Interview mit Edgar Franke

Bundesopferbeauftragter kritisiert Umgang von Behörden mit Terroropfern

Auch nach dem Gerichtsurteil gegen den Halle-Attentäter ist die Aufarbeitung des rassistischen Anschlags nicht abgeschlossen. Insbesondere Hinterbliebene und Betroffene benötigen weitere Unterstützung. In der Pflicht sind dabei auch Behörden und Verwaltungen, betont der Opferbeauftragte der Bundesregierung, Edgar Franke, im Gespräch. Verwaltungen seien "manchmal unsensibel".

Von Dienstag, 19.01.2021, 5:22 Uhr|zuletzt aktualisiert: Montag, 18.01.2021, 15:34 Uhr Lesedauer: 5 Minuten  |  

Im Dezember wurde der antisemitische Attentäter des Anschlags auf die Synagoge von Halle zu lebenslanger Haft verurteilt. Doch für viele Opfer bleibt die Gewalttat ein Trauma. Was können Sie als Opferbeauftragter der Bundesregierung tun?

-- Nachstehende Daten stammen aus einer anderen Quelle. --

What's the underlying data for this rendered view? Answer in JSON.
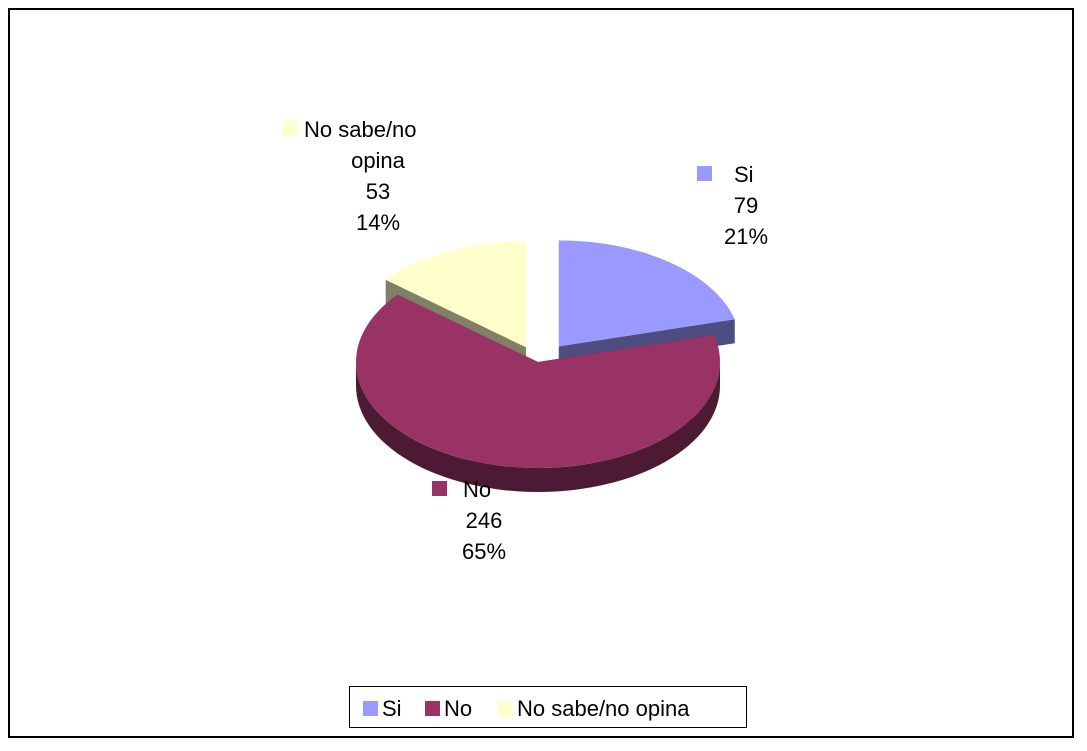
{
  "chart_data": {
    "type": "pie",
    "title": "",
    "slices": [
      {
        "label": "Si",
        "value": 79,
        "percent": "21%",
        "color": "#9999FF",
        "side_color": "#4D4D80"
      },
      {
        "label": "No",
        "value": 246,
        "percent": "65%",
        "color": "#993366",
        "side_color": "#4D1A33"
      },
      {
        "label": "No sabe/no opina",
        "value": 53,
        "percent": "14%",
        "color": "#FFFFCC",
        "side_color": "#808066"
      }
    ],
    "style": "3d-exploded",
    "legend": {
      "placement": "bottom",
      "entries": [
        "Si",
        "No",
        "No sabe/no opina"
      ]
    },
    "data_labels": [
      {
        "lines": [
          "Si",
          "79",
          "21%"
        ]
      },
      {
        "lines": [
          "No",
          "246",
          "65%"
        ]
      },
      {
        "lines": [
          "No sabe/no",
          "opina",
          "53",
          "14%"
        ]
      }
    ]
  }
}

Edgar Franke: Wir werden weiter für die Überlebenden, die Verletzten und die Familien der Opfer da sein, auch noch Jahre nach diesem entsetzlichen rechtsextremistischen Terroranschlag. Sie brauchen weiterhin viel Unterstützung. Zu den Betroffenen des Anschlags von Halle und Landsberg gehören auch zahlreiche Augenzeugen, die die Tat in der Synagoge und an den anderen Tatorten miterleben mussten. Mit vielen Betroffenen habe ich mich getroffen, häufig auch mehrfach. Mein Team und ich kümmern uns seit dem Anschlag um psychologische, finanzielle und praktische Hilfen.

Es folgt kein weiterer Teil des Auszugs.